Dark Continent: Europe's Twentieth Century
- Author: Mark Mazower
- Language: English
- Subject: History
- Published: 1998
- Publisher: Allen Lane
- Media type: Print
- Pages: 495
- ISBN: 0713991593

= Dark Continent: Europe's Twentieth Century =

1998 non-fiction book by Mark Mazower

Dark Continent: Europe's Twentieth Century is a 1998 book by Mark Mazower. The book deals with European history from the end of World War I until the Yugoslav Wars in the 1990s. Mazower emphasized the fragility of democracy and argued that a democratic Europe was just one of many possible outcomes of the European 20th century.

==Reception==
The book received positive reviews from academics.
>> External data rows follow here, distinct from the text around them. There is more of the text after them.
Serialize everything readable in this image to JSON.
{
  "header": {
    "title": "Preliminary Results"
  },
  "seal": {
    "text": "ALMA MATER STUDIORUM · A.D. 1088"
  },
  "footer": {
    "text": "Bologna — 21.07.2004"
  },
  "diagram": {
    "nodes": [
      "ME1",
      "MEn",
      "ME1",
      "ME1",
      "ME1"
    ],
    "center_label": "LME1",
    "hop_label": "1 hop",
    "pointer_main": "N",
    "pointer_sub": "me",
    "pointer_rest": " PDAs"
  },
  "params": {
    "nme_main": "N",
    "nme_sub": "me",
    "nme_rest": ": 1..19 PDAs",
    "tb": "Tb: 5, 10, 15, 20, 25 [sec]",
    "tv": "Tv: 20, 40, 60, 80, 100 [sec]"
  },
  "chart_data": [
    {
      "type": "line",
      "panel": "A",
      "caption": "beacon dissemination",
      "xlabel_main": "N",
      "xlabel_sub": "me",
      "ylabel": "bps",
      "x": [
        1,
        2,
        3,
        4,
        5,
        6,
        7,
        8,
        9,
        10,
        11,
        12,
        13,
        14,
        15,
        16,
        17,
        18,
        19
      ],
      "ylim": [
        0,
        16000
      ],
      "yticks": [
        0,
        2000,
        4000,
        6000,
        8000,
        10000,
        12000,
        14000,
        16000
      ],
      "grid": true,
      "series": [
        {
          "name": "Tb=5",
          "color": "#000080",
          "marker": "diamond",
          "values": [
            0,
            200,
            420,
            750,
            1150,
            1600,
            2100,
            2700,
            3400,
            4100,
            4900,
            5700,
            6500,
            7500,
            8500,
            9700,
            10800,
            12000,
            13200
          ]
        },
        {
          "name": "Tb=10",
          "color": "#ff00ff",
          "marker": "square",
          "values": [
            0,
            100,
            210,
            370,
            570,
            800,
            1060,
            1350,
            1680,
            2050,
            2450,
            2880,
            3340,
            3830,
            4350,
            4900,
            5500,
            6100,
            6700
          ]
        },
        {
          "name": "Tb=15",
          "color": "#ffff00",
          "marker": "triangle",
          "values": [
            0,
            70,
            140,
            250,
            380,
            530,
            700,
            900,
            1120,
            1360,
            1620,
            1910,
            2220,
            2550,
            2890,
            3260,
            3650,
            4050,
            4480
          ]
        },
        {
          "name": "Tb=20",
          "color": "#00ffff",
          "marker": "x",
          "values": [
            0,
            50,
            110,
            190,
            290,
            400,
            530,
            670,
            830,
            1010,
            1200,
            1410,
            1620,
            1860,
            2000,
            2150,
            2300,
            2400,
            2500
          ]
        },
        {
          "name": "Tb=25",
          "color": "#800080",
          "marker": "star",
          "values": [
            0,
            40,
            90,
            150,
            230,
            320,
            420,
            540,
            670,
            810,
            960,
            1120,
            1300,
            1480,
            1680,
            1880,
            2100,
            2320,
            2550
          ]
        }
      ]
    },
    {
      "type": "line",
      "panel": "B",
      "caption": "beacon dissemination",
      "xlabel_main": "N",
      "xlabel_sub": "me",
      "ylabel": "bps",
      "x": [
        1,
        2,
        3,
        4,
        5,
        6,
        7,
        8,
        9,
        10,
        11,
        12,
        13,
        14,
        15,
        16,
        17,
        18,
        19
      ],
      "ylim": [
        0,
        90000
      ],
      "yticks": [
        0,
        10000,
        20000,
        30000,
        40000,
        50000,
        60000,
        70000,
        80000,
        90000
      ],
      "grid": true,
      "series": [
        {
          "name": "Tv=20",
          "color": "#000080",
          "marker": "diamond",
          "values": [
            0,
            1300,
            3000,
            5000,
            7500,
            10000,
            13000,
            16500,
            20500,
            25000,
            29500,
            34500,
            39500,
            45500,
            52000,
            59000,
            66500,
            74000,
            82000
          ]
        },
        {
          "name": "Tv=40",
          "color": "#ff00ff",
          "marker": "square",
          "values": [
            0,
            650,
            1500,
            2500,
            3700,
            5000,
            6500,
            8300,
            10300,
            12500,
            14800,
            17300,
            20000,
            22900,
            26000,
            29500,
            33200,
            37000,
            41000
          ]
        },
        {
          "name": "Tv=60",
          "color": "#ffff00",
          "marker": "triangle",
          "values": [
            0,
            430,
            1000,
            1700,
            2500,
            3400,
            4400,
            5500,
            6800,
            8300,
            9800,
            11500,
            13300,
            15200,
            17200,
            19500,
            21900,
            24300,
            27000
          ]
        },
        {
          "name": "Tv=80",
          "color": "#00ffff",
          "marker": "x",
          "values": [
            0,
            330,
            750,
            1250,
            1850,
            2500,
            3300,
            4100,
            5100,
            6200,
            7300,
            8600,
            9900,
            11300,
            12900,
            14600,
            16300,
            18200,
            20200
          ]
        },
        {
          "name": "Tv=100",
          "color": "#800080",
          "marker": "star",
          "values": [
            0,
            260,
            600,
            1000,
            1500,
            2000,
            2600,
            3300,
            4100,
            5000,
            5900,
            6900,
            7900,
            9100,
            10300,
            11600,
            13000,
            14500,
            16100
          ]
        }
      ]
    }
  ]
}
Mirna Zakic called it "a comprehensive, fresh and incisive analysis". Tony Judt characterized it as an excellent book but argued that Mazower might have overstated his thesis of Europe coming close to following Nazism in the late 30s. According to Judt "the virtues of democracy ... had not been completely forgotten, even in the darkest hours of 1939–40." Donald Sassoon called the book "a stimulating and original interpretation". He praised the book for its breadth and on "containing apposite comments on countries ranging from Bulgaria and Romania to Finland and Denmark." He criticized the book for becoming a little journalistic when turning to recent history.